I hadn’t been to Zion National Park since 1983, and didn’t remember exactly where it was in Utah. (“Anybody seen Zion National Park lately? I know it’s around here somewhere…”)
So my wife’s return route through it from Albuquerque’s Balloon Fiesta took me by surprise.
Autumn leaves added brilliant yellows against Zion’s pale Navajo Sandstone, and misty fog added mystery to photographs. We got some drizzle, but missed most of a severe storm that provided more dramatic skies.
I used to think that Zion’s blocky rocks and canyons didn’t cut it compared to Yosemite, but this drive showed me something different. I found myself wishing we had more than an afternoon there, with time for hikes through the Virgin Narrows or to viewpoints on surrounding ridges. I loved the banded sedimentary shapes in exposed desert rock, with bright splashes of fall colors.
After a forgettable dinner in Springdale, we drove to St. George. The next morning brought a hailstorm with 1” stones, a dramatic finish to our Utah detour.

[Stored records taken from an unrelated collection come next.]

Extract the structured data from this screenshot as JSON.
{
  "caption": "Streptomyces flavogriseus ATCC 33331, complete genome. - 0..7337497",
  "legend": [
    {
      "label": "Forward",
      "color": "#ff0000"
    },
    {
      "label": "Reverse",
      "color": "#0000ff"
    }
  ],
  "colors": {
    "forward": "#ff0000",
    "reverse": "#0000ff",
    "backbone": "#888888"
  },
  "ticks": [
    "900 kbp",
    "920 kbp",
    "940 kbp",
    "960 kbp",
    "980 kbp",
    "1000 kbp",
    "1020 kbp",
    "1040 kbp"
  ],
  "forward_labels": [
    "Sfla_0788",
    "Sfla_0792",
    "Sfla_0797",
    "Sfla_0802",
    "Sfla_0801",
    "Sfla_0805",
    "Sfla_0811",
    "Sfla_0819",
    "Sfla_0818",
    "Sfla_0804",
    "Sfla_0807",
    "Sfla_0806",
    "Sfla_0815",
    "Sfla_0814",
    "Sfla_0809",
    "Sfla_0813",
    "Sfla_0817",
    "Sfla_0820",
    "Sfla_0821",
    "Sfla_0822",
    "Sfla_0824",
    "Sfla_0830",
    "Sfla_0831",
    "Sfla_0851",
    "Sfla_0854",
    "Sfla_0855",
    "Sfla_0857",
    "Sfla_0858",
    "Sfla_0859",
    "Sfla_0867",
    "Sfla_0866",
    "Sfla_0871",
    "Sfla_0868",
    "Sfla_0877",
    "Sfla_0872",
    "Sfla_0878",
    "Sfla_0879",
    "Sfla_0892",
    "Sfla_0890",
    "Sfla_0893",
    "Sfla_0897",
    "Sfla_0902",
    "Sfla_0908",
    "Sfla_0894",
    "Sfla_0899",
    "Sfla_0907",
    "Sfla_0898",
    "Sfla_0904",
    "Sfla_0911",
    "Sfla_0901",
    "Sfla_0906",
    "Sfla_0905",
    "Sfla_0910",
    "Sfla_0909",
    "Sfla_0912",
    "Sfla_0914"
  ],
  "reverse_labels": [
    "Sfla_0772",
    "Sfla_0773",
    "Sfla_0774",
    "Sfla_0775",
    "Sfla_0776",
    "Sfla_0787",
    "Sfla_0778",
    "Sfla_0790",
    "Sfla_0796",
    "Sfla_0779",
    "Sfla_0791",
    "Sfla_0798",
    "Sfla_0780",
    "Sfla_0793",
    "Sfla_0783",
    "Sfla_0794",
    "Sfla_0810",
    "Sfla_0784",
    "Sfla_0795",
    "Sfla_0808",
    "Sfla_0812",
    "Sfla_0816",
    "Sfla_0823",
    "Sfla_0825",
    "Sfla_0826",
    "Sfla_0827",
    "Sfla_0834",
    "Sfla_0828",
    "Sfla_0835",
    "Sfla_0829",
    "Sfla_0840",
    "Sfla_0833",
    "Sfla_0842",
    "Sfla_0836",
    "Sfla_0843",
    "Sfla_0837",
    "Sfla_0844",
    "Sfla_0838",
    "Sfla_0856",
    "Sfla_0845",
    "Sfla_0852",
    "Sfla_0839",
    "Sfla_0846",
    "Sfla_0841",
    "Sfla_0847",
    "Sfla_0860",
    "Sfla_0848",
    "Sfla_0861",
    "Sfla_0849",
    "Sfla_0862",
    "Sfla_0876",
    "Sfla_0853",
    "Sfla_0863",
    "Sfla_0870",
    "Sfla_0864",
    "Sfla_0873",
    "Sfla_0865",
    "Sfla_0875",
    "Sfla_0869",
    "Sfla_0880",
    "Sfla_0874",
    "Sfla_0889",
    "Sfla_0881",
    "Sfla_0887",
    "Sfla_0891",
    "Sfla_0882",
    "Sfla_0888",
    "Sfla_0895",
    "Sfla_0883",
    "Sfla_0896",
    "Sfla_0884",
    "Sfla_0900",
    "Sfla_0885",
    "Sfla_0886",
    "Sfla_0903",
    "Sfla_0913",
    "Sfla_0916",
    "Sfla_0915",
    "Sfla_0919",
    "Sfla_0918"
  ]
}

I should have used a tripod for most of these, except where lack of space dictated a monopod. I can see some camera shake, especially as sunset approached. Mountain canyons get dim…
I was glad for fairly water-resistant dSLR cameras and lenses. Wet, drizzly weather is unkind to rangefinder Leicas.
I used Lightroom’s graduated filter function to hold back skies slightly and add contrast. In film days, I would have used a Singh-Ray ½ ND grad filter in a Cokin holder. If skies had been any brighter, I would have wanted one.